Charter negotiated a restructuring with bondholders that will reduce its debt by $8 billion. The move will enable it to cut interest payments and increase its cash.
Charter has been facing stiff competition from satellite TV operators and telephone line operators that provide video services. Its revenue increased 8 percent in 2008 while it reported a net loss of $2.45 billion.
The company, which made the filing in bankruptcy court in the Southern District of New York, said that it plans to fund operations during the bankruptcy with cash it has on hand and cash from operating activities.
This will enable it to avoid the need for debtor-in-possession financing, which has become pricier and more difficult to negotiate because of tight credit markets. In court documents it said it has $13.1 billion in assets.
The company said that the plan is supported by Microsoft co-founder Paul Allen, who will have the largest voting interest in the company at 35 percent. Allen controlled the company prior to the bankruptcy through his majority equity stake.
Charter said in February that it had come to an agreement with bondholders on a debt restructuring and that it planned to file for bankruptcy by the beginning of April.
It said that the members of the bondholder committee will invest more than $3 billion in the company including $2 billion in equity, $1.2 billion through the roll-over of pre-petition debt and $267 million in new debt.

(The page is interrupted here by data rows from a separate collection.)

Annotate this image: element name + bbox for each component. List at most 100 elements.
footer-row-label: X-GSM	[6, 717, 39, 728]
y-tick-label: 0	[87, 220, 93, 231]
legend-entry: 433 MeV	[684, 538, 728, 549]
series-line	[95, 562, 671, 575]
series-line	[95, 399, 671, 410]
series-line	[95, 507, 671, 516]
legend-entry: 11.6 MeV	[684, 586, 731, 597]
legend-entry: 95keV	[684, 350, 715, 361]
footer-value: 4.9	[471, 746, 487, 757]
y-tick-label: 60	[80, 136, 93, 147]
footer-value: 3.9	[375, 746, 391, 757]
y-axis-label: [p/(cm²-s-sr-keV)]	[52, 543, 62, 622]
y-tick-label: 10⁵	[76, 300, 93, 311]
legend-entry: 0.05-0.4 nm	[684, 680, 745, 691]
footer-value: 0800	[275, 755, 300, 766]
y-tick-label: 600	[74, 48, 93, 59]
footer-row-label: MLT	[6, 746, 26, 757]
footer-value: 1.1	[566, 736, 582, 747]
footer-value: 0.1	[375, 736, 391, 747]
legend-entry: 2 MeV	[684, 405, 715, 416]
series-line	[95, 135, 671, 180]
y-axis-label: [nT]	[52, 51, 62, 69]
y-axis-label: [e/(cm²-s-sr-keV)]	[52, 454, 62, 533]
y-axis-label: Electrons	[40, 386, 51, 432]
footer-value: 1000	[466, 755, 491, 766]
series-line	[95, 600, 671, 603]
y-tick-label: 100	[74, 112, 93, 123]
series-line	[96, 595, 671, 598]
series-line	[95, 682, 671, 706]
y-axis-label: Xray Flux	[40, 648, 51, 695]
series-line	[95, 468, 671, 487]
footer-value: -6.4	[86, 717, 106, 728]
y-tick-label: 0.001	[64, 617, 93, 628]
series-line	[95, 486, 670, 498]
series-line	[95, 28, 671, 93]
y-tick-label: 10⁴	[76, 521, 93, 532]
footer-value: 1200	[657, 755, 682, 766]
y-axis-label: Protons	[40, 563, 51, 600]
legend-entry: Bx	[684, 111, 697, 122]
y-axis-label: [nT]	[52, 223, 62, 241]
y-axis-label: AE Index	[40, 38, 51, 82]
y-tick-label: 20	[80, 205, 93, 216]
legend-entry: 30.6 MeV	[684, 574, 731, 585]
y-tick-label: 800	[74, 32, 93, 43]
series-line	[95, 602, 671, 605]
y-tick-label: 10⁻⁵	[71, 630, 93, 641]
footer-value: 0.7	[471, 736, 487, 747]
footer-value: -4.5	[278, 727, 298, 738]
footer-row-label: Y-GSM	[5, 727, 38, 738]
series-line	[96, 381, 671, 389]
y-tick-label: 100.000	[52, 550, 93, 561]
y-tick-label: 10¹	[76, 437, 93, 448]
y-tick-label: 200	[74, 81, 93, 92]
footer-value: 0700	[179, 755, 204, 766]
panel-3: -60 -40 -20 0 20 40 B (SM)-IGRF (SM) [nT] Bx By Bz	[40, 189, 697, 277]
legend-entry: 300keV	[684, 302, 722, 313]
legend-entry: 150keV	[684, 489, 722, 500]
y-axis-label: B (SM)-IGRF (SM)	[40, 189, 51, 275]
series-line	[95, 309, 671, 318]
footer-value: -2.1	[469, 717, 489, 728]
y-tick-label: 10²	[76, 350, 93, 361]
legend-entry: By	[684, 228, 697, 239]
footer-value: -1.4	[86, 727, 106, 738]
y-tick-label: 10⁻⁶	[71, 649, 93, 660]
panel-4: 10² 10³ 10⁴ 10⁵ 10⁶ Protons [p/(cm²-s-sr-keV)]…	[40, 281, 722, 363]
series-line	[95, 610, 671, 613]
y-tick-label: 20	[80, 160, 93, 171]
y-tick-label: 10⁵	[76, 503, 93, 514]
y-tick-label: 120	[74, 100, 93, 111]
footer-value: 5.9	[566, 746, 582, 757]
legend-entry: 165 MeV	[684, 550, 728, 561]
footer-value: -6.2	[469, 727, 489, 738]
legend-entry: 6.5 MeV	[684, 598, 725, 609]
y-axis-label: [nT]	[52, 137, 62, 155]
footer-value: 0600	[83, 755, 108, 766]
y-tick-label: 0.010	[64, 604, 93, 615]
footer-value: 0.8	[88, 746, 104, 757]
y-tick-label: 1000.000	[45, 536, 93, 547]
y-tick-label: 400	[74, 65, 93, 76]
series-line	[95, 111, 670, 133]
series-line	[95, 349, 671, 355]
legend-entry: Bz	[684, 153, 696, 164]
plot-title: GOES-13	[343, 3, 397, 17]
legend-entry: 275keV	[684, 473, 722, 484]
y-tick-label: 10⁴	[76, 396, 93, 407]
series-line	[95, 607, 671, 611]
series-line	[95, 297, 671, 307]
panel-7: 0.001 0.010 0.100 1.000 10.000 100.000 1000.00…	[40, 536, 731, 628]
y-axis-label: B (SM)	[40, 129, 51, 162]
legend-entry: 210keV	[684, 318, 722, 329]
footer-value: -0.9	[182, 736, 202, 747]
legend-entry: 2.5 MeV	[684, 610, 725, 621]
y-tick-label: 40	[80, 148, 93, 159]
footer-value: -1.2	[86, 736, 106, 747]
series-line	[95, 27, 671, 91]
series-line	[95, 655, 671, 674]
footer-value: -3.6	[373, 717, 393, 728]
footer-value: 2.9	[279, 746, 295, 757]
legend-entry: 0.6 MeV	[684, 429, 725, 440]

Charter said that 73 percent of the holders of its 11 percent senior secured notes due 2015 of CCH I and 52 percent of the holders of the 10.25 percent senior notes due 2010 and 2013 of CCH II supported the plan.
Charter said that its chief restructuring officer is Gregory Doody, who led energy company Calpine Corp.
Charter said that it is being advised by Kirkland & Ellis, Lazard and AlixPartners. The bondholders are being advised by Paul, Weiss, Rifkind, Wharton & Garrison; Houlihan Lokey Howard & Zukin Capital and UBS Securities.